Out of her black skin,
a three-inch by three-inch
pink square
rises
from her right calf.
The square’s white
puckered
periphery frames
this event
that happened a year ago.


An Un-moveable Feat

Parked,
stretched out
from head to feet,
reclining over this stagnant metal beast,
with hands folded
over chest,
head
between handlebars
and feet hanging off the seat,
the driver sleeps


Author Note: Ouagadougou is the capital of Burkina Faso located in West Africa. The city is known as the premier motorcycle city in West Africa because motorcycles are the major means of transportation. In fact, Burkina Faso is called “the African capital of two wheels.” These poems were based largely on my time living in Ouaga from 2018 to 2020.


Suzanne Ondrus‘ first book, Passion Seeds, won the 2013 Vernice Quebodeaux Prize. She was a 2018-2019 Fulbright Scholar to Burkina Faso. Her new poetry book Death of an Unvirtuous Woman is available from Finishing Line Press.
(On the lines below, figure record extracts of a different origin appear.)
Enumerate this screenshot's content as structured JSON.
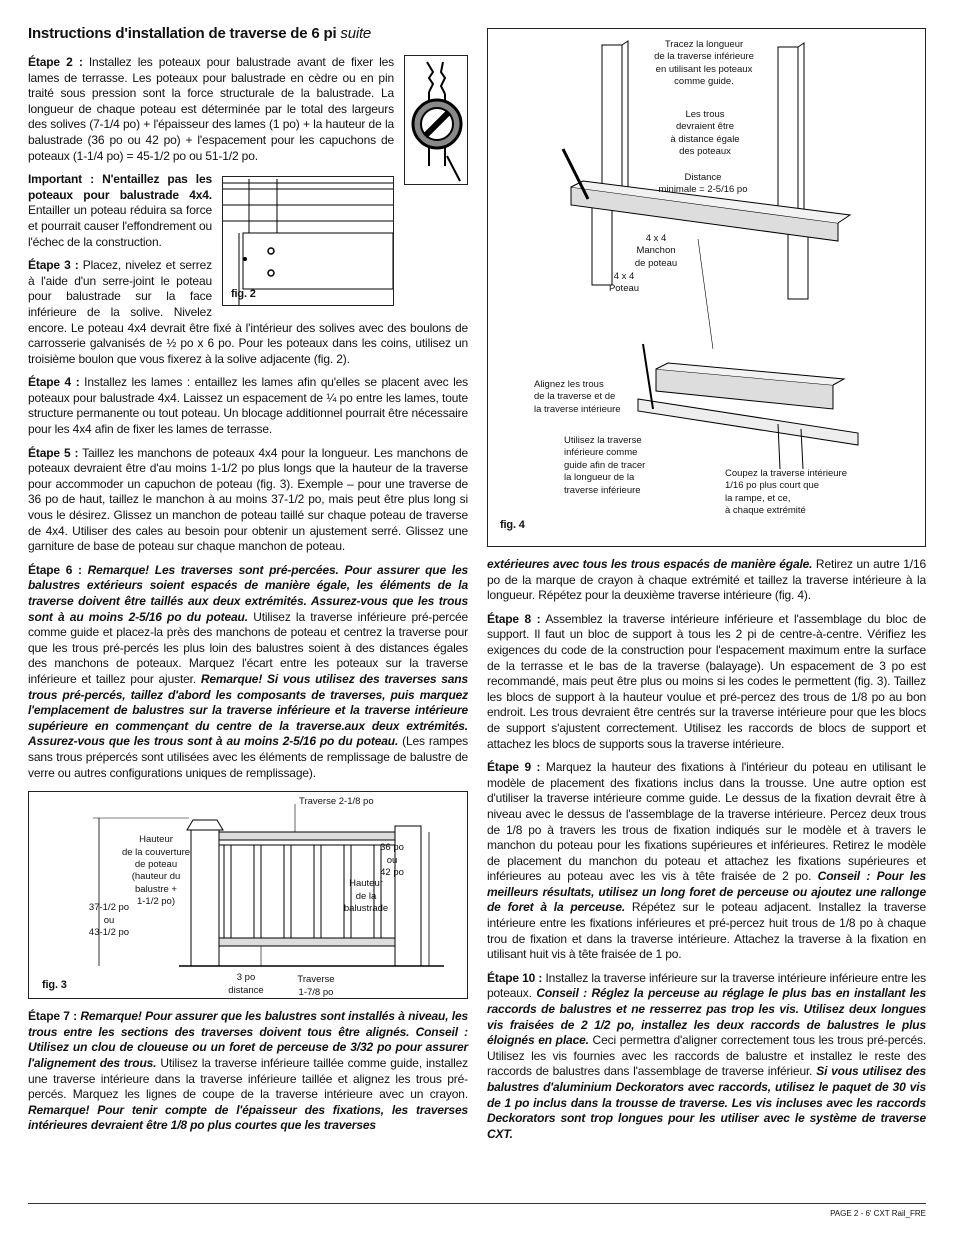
{
  "header": {
    "title": "Instructions d'installation de traverse de 6 pi",
    "title_suffix": "suite"
  },
  "paragraphs": [
    [
      "Étape 2 :",
      " Installez les poteaux pour balustrade avant de fixer les lames de terrasse. Les poteaux pour balustrade en cèdre ou en pin traité sous pression sont la force structurale de la balustrade. La longueur de chaque poteau est déterminée par le total des largeurs des solives (7-1/4 po) + l'épaisseur des lames (1 po) + la hauteur de la balustrade (36 po ou 42 po) + l'espacement pour les capuchons de poteaux (1-1/4 po) = 45-1/2 po ou 51-1/2 po."
    ],
    [
      "Important : N'entaillez pas les poteaux pour balustrade 4x4.",
      " Entailler un poteau réduira sa force et pourrait causer l'effondrement ou l'échec de la construction."
    ],
    [
      "Étape 3 :",
      " Placez, nivelez et serrez à l'aide d'un serre-joint le poteau pour balustrade sur la face inférieure de la solive. Nivelez encore. Le poteau 4x4 devrait être fixé à l'intérieur des solives avec des boulons de carrosserie galvanisés de ½ po x 6 po. Pour les poteaux dans les coins, utilisez un troisième boulon que vous fixerez à la solive adjacente (fig. 2)."
    ],
    [
      "Étape 4 :",
      " Installez les lames : entaillez les lames afin qu'elles se placent avec les poteaux pour balustrade 4x4. Laissez un espacement de ¼ po entre les lames, toute structure permanente ou tout poteau. Un blocage additionnel pourrait être nécessaire pour les 4x4 afin de fixer les lames de terrasse."
    ],
    [
      "Étape 5 :",
      " Taillez les manchons de poteaux 4x4 pour la longueur. Les manchons de poteaux devraient être d'au moins 1-1/2 po plus longs que la hauteur de la traverse pour accommoder un capuchon de poteau (fig. 3). Exemple – pour une traverse de 36 po de haut, taillez le manchon à au moins 37-1/2 po, mais peut être plus long si vous le désirez. Glissez un manchon de poteau taillé sur chaque poteau de traverse de 4x4. Utiliser des cales au besoin pour obtenir un ajustement serré. Glissez une garniture de base de poteau sur chaque manchon de poteau."
    ],
    [
      "Étape 6 :",
      " Remarque! Les traverses sont pré-percées. Pour assurer que les balustres extérieurs soient espacés de manière égale, les éléments de la traverse doivent être taillés aux deux extrémités. Assurez-vous que les trous sont à au moins 2-5/16 po du poteau.",
      " Utilisez la traverse inférieure pré-percée comme guide et placez-la près des manchons de poteau et centrez la traverse pour que les trous pré-percés les plus loin des balustres soient à des distances égales des manchons de poteaux.  Marquez l'écart entre les poteaux sur la traverse inférieure et taillez pour ajuster.",
      " Remarque! Si vous utilisez des traverses sans trous pré-percés, taillez d'abord les composants de traverses, puis marquez l'emplacement de balustres sur la traverse inférieure et la traverse intérieure supérieure en commençant du centre de la traverse.aux deux extrémités. Assurez-vous que les trous sont à au moins 2-5/16 po du poteau.",
      " (Les rampes sans trous prépercés sont utilisées avec les éléments de remplissage de balustre de verre ou autres configurations uniques de remplissage)."
    ],
    [
      "Étape 7 :",
      " Remarque! Pour assurer que les balustres sont installés à niveau, les trous entre les sections des traverses doivent tous être alignés. Conseil : Utilisez un clou de cloueuse ou un foret de perceuse de 3/32 po pour assurer l'alignement des trous.",
      " Utilisez la traverse inférieure taillée comme guide, installez une traverse intérieure dans la traverse inférieure taillée et alignez les trous pré-percés. Marquez les lignes de coupe de la traverse intérieure avec un crayon.",
      " Remarque! Pour tenir compte de l'épaisseur des fixations, les traverses intérieures devraient être 1/8 po plus courtes que les traverses",
      "extérieures avec tous les trous espacés de manière égale.",
      " Retirez un autre 1/16 po de la marque de crayon à chaque extrémité et taillez la traverse intérieure à la longueur. Répétez pour la deuxième traverse intérieure (fig. 4)."
    ],
    [
      "Étape 8 :",
      " Assemblez la traverse intérieure inférieure et l'assemblage du bloc de support. Il faut un bloc de support à tous les 2 pi de centre-à-centre. Vérifiez les exigences du code de la construction pour l'espacement maximum entre la surface de la terrasse et le bas de la traverse (balayage). Un espacement de 3 po est recommandé, mais peut être plus ou moins si les codes le permettent (fig. 3). Taillez les blocs de support à la hauteur voulue et pré-percez des trous de 1/8 po au bon endroit.  Les trous devraient être centrés sur la traverse intérieure pour que les blocs de support s'ajustent correctement.  Utilisez les raccords de blocs de support et attachez les blocs de supports sous la traverse intérieure."
    ],
    [
      "Étape 9 :",
      " Marquez la hauteur des fixations à l'intérieur du poteau en utilisant le modèle de placement des fixations inclus dans la trousse. Une autre option est d'utiliser la traverse intérieure comme guide. Le dessus de la fixation devrait être à niveau avec le dessus de l'assemblage de la traverse intérieure. Percez deux trous de 1/8 po à travers les trous de fixation indiqués sur le modèle et à travers le manchon du poteau pour les fixations supérieures et inférieures. Retirez le modèle de placement du manchon du poteau et attachez les fixations supérieures et inférieures au poteau avec les vis à tête fraisée de 2 po.",
      " Conseil : Pour les meilleurs résultats, utilisez un long foret de perceuse ou ajoutez une rallonge de foret à la perceuse.",
      " Répétez sur le poteau adjacent. Installez la traverse intérieure entre les fixations inférieures et pré-percez huit trous de 1/8 po à chaque trou de fixation et dans la traverse intérieure. Attachez la traverse à la fixation en utilisant huit vis à tête fraisée de 1 po."
    ],
    [
      "Étape 10 :",
      " Installez la traverse inférieure sur la traverse intérieure inférieure entre les poteaux.",
      " Conseil : Réglez la perceuse au réglage le plus bas en installant les raccords de balustres et ne resserrez pas trop les vis. Utilisez deux longues vis fraisées de 2 1/2 po, installez les deux raccords de balustres le plus éloignés en place.",
      " Ceci permettra d'aligner correctement tous les trous pré-percés. Utilisez les vis fournies avec les raccords de balustre et installez le reste des raccords de balustres dans l'assemblage de traverse inférieur.",
      " Si vous utilisez des balustres d'aluminium Deckorators avec raccords, utilisez le paquet de 30 vis de 1 po inclus dans la trousse de traverse. Les vis incluses avec les raccords Deckorators sont trop longues pour les utiliser avec le système de traverse CXT."
    ]
  ],
  "figures": {
    "fig2": {
      "caption": "fig. 2"
    },
    "fig3": {
      "caption": "fig. 3",
      "labels": [
        [
          "Traverse 2-1/8 po"
        ],
        [
          "Hauteur",
          "de la couverture",
          "de poteau",
          "(hauteur du",
          "balustre +",
          "1-1/2 po)"
        ],
        [
          "36 po",
          "ou",
          "42 po"
        ],
        [
          "Hauteur",
          "de la",
          "balustrade"
        ],
        [
          "37-1/2 po",
          "ou",
          "43-1/2 po"
        ],
        [
          "3 po",
          "distance"
        ],
        [
          "Traverse",
          "1-7/8 po"
        ]
      ]
    },
    "fig4": {
      "caption": "fig. 4",
      "labels": [
        [
          "Tracez la longueur",
          "de la traverse inférieure",
          "en utilisant les poteaux",
          "comme guide."
        ],
        [
          "Les trous",
          "devraient être",
          "à distance égale",
          "des poteaux"
        ],
        [
          "Distance",
          "minimale = 2-5/16 po"
        ],
        [
          "4 x 4",
          "Manchon",
          "de poteau"
        ],
        [
          "4 x 4",
          "Poteau"
        ],
        [
          "Alignez les trous",
          "de la traverse et de",
          "la traverse intérieure"
        ],
        [
          "Utilisez la traverse",
          "inférieure comme",
          "guide afin de tracer",
          "la longueur de la",
          "traverse inférieure"
        ],
        [
          "Coupez la traverse intérieure",
          "1/16 po plus court que",
          "la rampe, et ce,",
          "à chaque extrémité"
        ]
      ]
    }
  },
  "footer": {
    "page": "PAGE 2 - 6' CXT Rail_FRE"
  }
}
Hear her read on her YouTube channel Suzanne Ondrus and find updates on suzanneondrus.com.

Places I Have Unexpectedly Found Tears

Poetry by Samantha Ashe

a spin class,
the final song
that one collective push
the recognition of each other
in this synchronized struggle

a Macy’s,
after overhearing an adult woman
refer to her mother as “Mama”
the softness of its sound
the summoning of sweetness
the remembering of my own

in traffic,
interstate 5 heading north
the woman by herself
a passionate steering wheel drum solo
head swaying
screaming the words
witnessing a spirit
unleashed

the bathroom,
in the middle of the night
the fifth ungodly night of no sleep
palms cradling my face
pleading to the sleep gods

in my daughter’s room,
watching as she tucks
each of her babies in for bed
the gentle timbre in her voice
the tactile tenderness of her hands
the hope
       that maybe
            she learned this from me


Samantha Ashe lives in the Pacific Northwest with her husband and daughter where she works as a personal trainer and fitness instructor. She spends her free time writing next to an open window or in the woods, chasing summits and sunrises.

Elegy to Winter

Poetry by Pete Zenz

I love you snow,
But for a while
You’ll have to go,
No more compile
And make way for
A time of glee
Your absence shores
The florist prix

The snowman melts
And leaves his soul
And scarf of felt
And eyes of coal
Upon the ground
And dissipates
Without a sound
He ‘vaporates

The jutting veins
Of naked trees
Free from your chains,
Now budding leaves
Where once your hoar
Gathered like moss
They bear no more
Your cold emboss

The scent of spring
Is in the air
The birds will sing
And flutter there
But you’ll return
My frosty friend
Take your adjourn
‘Til summer’s end


Pete Zenz began writing five years ago after 35 years in food service. He has two self-published poetry volumes and a third manuscript finished; he has written a children’s story and a cookbook. Currently, he is working on a volume of children’s poems and a collection of holiday-based flash fiction.